RIT students devise a way to help NASA astronauts return to Earth’s gravity
Students at the Rochester Insitute of Technology have designed a high-tech video game to help NASA astronauts transition back to the gravity of life on Earth after long stays in space.
The Portable Lightweight Accelerometer for Nominal Equilibrium Training (PLANETS) device combines wearable sensors, a balance board and a virtual reality headset.
It’s an adaptation of a larger balancing rig the team designed a year before, said mechanical engineering professor Kathleen Lamkin-Kennard, who received the original NASA grant for the overall project in 2021.

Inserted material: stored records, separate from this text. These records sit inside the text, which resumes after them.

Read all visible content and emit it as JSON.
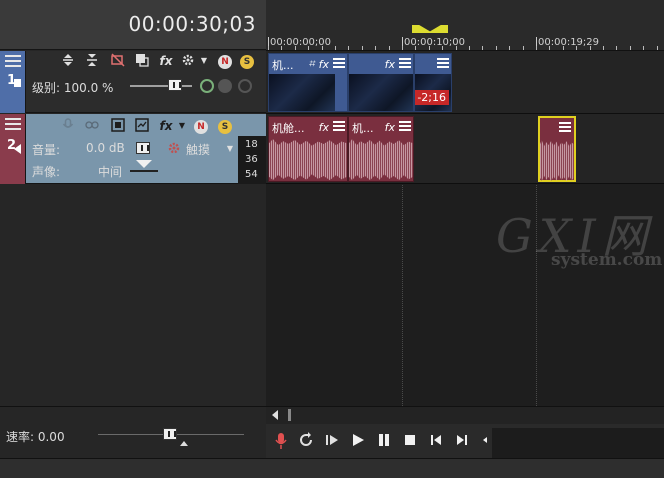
{
  "time_display": "00:00:30;03",
  "ruler": {
    "labels": [
      "00:00:00;00",
      "00:00:10;00",
      "00:00:19;29"
    ]
  },
  "track1": {
    "number": "1",
    "level_label": "级别: 100.0 %",
    "clips": [
      {
        "title": "机..."
      },
      {
        "title": ""
      },
      {
        "title": "",
        "badge": "-2;16"
      }
    ]
  },
  "track2": {
    "number": "2",
    "volume_label": "音量:",
    "volume_value": "0.0 dB",
    "pan_label": "声像:",
    "pan_value": "中间",
    "mode_label": "触摸",
    "db_scale": [
      "18",
      "36",
      "54"
    ],
    "clips": [
      {
        "title": "机舱..."
      },
      {
        "title": "机..."
      }
    ]
  },
  "watermark": {
    "main": "GXI网",
    "sub": "system.com"
  },
  "bottom": {
    "rate_label": "速率: 0.00"
  },
  "colors": {
    "video_track": "#4f6ea8",
    "audio_track": "#8a3c4c",
    "selection": "#e0d020",
    "badge": "#c62828"
  }
}
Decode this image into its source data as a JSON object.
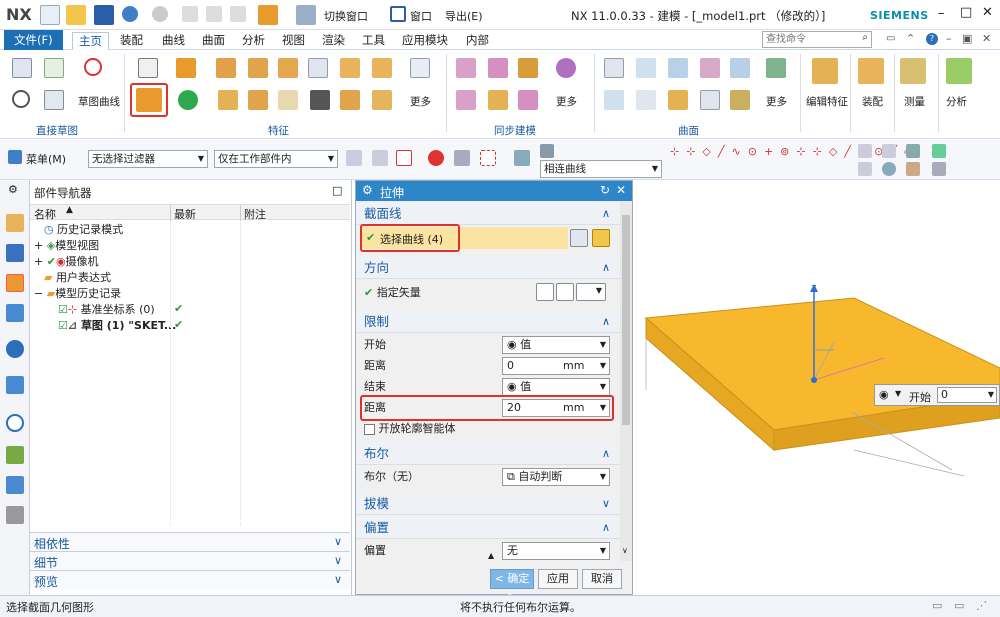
{
  "app": {
    "logo": "NX",
    "title": "NX 11.0.0.33 - 建模 - [_model1.prt （修改的）]",
    "brand": "SIEMENS",
    "switch_window": "切换窗口",
    "window_menu": "窗口",
    "export_menu": "导出(E)"
  },
  "tabs": [
    "文件(F)",
    "主页",
    "装配",
    "曲线",
    "曲面",
    "分析",
    "视图",
    "渲染",
    "工具",
    "应用模块",
    "内部"
  ],
  "search": {
    "placeholder": "查找命令"
  },
  "ribbon": {
    "groups": {
      "direct_sketch": "直接草图",
      "feature": "特征",
      "sync": "同步建模",
      "surface": "曲面"
    },
    "sketch_curve": "草图曲线",
    "more1": "更多",
    "more2": "更多",
    "more3": "更多",
    "edit_feature": "编辑特征",
    "assembly": "装配",
    "measure": "测量",
    "analysis": "分析"
  },
  "toolbar2": {
    "menu": "菜单(M)",
    "filter": "无选择过滤器",
    "scope": "仅在工作部件内",
    "curve_rule": "相连曲线"
  },
  "navigator": {
    "title": "部件导航器",
    "cols": [
      "名称",
      "最新",
      "附注"
    ],
    "rows": [
      {
        "label": "历史记录模式",
        "check": ""
      },
      {
        "label": "模型视图",
        "check": ""
      },
      {
        "label": "摄像机",
        "check": ""
      },
      {
        "label": "用户表达式",
        "check": ""
      },
      {
        "label": "模型历史记录",
        "check": ""
      },
      {
        "label": "基准坐标系 (0)",
        "check": "✔"
      },
      {
        "label": "草图 (1) \"SKET...",
        "check": "✔"
      }
    ],
    "bottom": [
      "相依性",
      "细节",
      "预览"
    ]
  },
  "dialog": {
    "title": "拉伸",
    "sections": {
      "section_curve": "截面线",
      "direction": "方向",
      "limits": "限制",
      "bool": "布尔",
      "draft": "拔模",
      "offset": "偏置"
    },
    "select_curve": "选择曲线 (4)",
    "specify_vector": "指定矢量",
    "start_label": "开始",
    "start_value": "值",
    "distance1_label": "距离",
    "distance1": "0",
    "unit1": "mm",
    "end_label": "结束",
    "end_value": "值",
    "distance2_label": "距离",
    "distance2": "20",
    "unit2": "mm",
    "open_profile": "开放轮廓智能体",
    "bool_label": "布尔（无）",
    "bool_value": "自动判断",
    "offset_label": "偏置",
    "offset_value": "无",
    "ok": "< 确定 >",
    "apply": "应用",
    "cancel": "取消"
  },
  "viewport": {
    "start_label": "开始",
    "start_value": "0",
    "axis_z": "Z"
  },
  "status": {
    "left": "选择截面几何图形",
    "center": "将不执行任何布尔运算。"
  }
}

“NASA expressed interest in a portable design, different from the larger balance rig we originally built last year. The team ran with it, and they did a great job,” Lamkin-Kennard said in a statement. “NASA set out requirements for the team, and they’ve matched them every step of the way.”
The goal of the PLANETS device is to ease the transition from zero gravity in space to a gravitational pull of about 32 feet per second squared on Earth.
Without that familiar weight of gravity, the brain’s ability to recognize balance, location in space, and movement is compromised. The PLANETS device would build back those skills.
RIT is one of six colleges selected to present projects to NASA as part of the Moon to Mars exploration program which aims to expand human exploration of the moon by the end of the decade.
It’s a stepping stone for NASA to develop future missions to send astronauts to Mars.
Students will present the portable sensory device to health specialists and other experts who train astronauts at the Astronaut Strength Conditioning Rehab Laboratory in Houston, Texas, starting Monday.